Today, Lenovo is a $39 billion personal technology company with more than 54,000 employees in more than 60 countries serving customers in more than 160 countries. Lenovo’s vertically integrated end-to-end business model is distinctive and its goal is to be a ‘global-local’ company in a ‘PC+ world.’

Its range of smart devices includes:

CAVA, the intelligent virtual assistant whose contextually aware, AI-powered deep-learning face-and voice-recognition features help manage day-to-day events.

• The daystAR augmented reality headset comes with an ‘optical display’, 40-degree viewing angles and an ‘independent vision processing unit’ that is untethered.

Smart Cast+ is “an intelligent, interactive speaker, to do more – it recognizes sounds, objects and delivers AR experiences. It makes learning fun and immersive like with the fairytale module where children can learn Chinese, project their illustrations and Chinese subtitles while listening to the lesson.”

• The Xiaole platform is envisioned to “constantly learns from conversations with customers and adjusts accordingly to provide a personalized and customized user experience.”

• Lenovo, which also owns Motorola, unveiled the Z2 Force handset at its annual #hellomotoworld event. At their Lenovo Tech World conference in Shanghai, the company unveiled products that represent its “vision for the future of AI.”

• Pocket Lint noted, “If you’re looking for a laptop all-rounder then you’ll be hard pressed to buy anything better balanced than the Lenovo Yoga 720. It’s one well conceived laptop that should really be on your radar.” The Yoga laptop launched a “Star Wars” augmented reality game with Disney in July that requires a Lenovo Mirage headset to play.

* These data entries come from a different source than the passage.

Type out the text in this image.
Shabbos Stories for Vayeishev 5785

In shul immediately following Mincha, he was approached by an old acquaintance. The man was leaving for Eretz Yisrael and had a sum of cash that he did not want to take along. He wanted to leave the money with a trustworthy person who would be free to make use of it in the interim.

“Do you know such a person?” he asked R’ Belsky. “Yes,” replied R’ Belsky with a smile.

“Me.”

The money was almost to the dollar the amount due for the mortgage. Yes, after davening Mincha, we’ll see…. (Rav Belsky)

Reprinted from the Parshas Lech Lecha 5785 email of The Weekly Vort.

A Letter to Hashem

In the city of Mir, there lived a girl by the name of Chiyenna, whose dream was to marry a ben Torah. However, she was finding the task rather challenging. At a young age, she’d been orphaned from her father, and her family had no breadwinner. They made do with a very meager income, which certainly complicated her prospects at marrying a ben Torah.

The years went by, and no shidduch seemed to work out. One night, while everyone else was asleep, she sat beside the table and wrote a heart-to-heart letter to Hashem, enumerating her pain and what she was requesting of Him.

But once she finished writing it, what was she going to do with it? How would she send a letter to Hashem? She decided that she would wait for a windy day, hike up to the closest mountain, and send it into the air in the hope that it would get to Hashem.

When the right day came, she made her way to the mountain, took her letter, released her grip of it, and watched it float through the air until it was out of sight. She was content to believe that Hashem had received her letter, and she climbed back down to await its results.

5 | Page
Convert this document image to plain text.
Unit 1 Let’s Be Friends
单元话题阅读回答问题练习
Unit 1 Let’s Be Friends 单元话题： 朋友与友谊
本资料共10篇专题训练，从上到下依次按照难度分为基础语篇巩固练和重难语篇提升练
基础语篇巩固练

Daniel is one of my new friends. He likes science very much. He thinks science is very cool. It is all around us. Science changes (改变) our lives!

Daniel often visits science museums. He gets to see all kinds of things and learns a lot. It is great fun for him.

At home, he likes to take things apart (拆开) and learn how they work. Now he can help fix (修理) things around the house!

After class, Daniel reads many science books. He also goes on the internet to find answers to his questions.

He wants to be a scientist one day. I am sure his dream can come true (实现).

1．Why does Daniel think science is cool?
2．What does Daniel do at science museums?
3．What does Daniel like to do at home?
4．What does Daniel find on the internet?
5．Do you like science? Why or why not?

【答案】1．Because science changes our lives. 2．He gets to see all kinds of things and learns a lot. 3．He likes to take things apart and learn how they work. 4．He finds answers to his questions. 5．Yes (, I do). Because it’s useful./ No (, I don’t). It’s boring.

• As the owner of Motorola, Lenovo’s entry-level Moto phones—the Moto E4 and E4 Plus—are available for $129 and $179 respectively, while the E4 will be sold as an Amazon Prime exclusive.

• The Explorer headgear is a mixed reality headset with dual cameras, VR motion tracking and optional motion controllers for greater immersive control. $350 buys the headset, or $450 for a bundle with the motion controllers.

Lenovo is focused on big data, AI and hybrid cloud workloads and to that end launched 14 server platforms, seven storage systems, and five network switches. With a goal of being the No. 1 supercomputing company in the world, it ships four devices every second.

The company leverages economies of scale and manufactures motherboards. Kirk Skaugen, president of its data center unit believes that “supercomputers are the concept cars that enable Lenovo to pilot technology and then move it to the enterprise.”

Lenovo CMO David Roman told CNBC the company is focused on its brand, but it’s telling a different brand story than its rivals:

What we’re trying to do is really make it relevant, show our personality, show the attitude—what drives the company, what motivates us. If you are a consumer looking for a phone, a tablet, a PC, a gaming device (or) VR goggles, we want your perception of Lenovo to be the same. We still have a Moto campaign (for Motorola), a Yoga (laptop) campaign (and) we want to make them similar and part of a broader consumer (-facing) campaign.